Where there are salmon in the far north, there are people. A century ago, even a decade ago, families from the Indigenous communities along the river regularly spent weeks each summer at fish camp, the cabins and canvas tents that dot the riverbank near eddies where Chinook salmon congregate. Dog mushers set fish wheels — like windmills with mesh baskets that scoop up chum salmon — to feed their teams.

But this year, the fish camps are empty. The wheels sit on shore.

There are two primary salmon species in the Yukon: Chinook and chum. A good fall chum run might see 1.8 million fish reach the lower river, fresh from the Bering Sea. Fewer than 300,000 are expected in 2022. The Alaska Department of Fish and Game estimates that this year’s Chinook run is the lowest on record: Sonar logged only 44,581 fish entering the river.

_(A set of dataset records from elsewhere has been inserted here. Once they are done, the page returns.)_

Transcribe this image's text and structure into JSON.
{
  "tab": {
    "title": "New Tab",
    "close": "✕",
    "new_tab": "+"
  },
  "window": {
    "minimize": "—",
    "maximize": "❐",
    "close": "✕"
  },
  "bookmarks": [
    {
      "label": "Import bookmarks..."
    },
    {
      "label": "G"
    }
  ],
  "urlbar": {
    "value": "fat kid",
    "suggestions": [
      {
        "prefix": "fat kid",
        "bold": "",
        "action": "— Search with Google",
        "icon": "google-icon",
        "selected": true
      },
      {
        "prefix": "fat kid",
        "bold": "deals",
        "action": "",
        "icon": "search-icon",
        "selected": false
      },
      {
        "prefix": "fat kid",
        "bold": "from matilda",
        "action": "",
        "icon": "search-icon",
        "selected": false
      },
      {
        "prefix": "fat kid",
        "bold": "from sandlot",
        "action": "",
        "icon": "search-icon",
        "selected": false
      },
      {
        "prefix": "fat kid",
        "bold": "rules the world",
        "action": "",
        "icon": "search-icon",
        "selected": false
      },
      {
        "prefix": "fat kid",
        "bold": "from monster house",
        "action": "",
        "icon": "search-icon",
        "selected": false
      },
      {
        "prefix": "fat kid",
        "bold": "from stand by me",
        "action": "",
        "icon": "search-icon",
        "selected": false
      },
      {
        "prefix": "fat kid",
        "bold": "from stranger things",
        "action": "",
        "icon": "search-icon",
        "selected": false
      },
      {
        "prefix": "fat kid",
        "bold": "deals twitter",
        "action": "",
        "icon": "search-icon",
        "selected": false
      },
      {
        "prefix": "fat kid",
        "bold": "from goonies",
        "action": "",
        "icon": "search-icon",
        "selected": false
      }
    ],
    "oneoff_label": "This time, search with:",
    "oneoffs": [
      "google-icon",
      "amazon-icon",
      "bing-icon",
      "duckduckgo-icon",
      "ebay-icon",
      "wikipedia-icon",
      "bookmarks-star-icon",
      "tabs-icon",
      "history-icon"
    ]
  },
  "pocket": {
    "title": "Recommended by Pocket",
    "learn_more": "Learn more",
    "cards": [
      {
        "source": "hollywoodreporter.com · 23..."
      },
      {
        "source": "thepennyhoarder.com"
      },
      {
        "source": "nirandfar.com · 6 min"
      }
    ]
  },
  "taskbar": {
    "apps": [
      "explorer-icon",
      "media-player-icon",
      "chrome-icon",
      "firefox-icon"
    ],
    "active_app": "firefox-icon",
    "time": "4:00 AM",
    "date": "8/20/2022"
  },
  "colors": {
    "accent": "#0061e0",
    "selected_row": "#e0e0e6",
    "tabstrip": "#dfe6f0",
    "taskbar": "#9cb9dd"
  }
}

From the headwaters to the mouth, no one is fishing.

It’s not just because of prohibitions in Alaska and resolutions to keep nets dry by Indigenous governments in Canada’s Yukon territory. “There is no salmon to fish anyways,” says Georgette McLeod, who teaches the Han language for the Tr’ondek Hwech’in government in Dawson City, Canada. “We have no salmon passing through.” Speaking from 100 miles downriver in Eagle Village, Alaska, where she is chief, Karma Ulvi calls the salmon situation “an emergency at this point. Something has to change. Otherwise, we’re facing an extinction.”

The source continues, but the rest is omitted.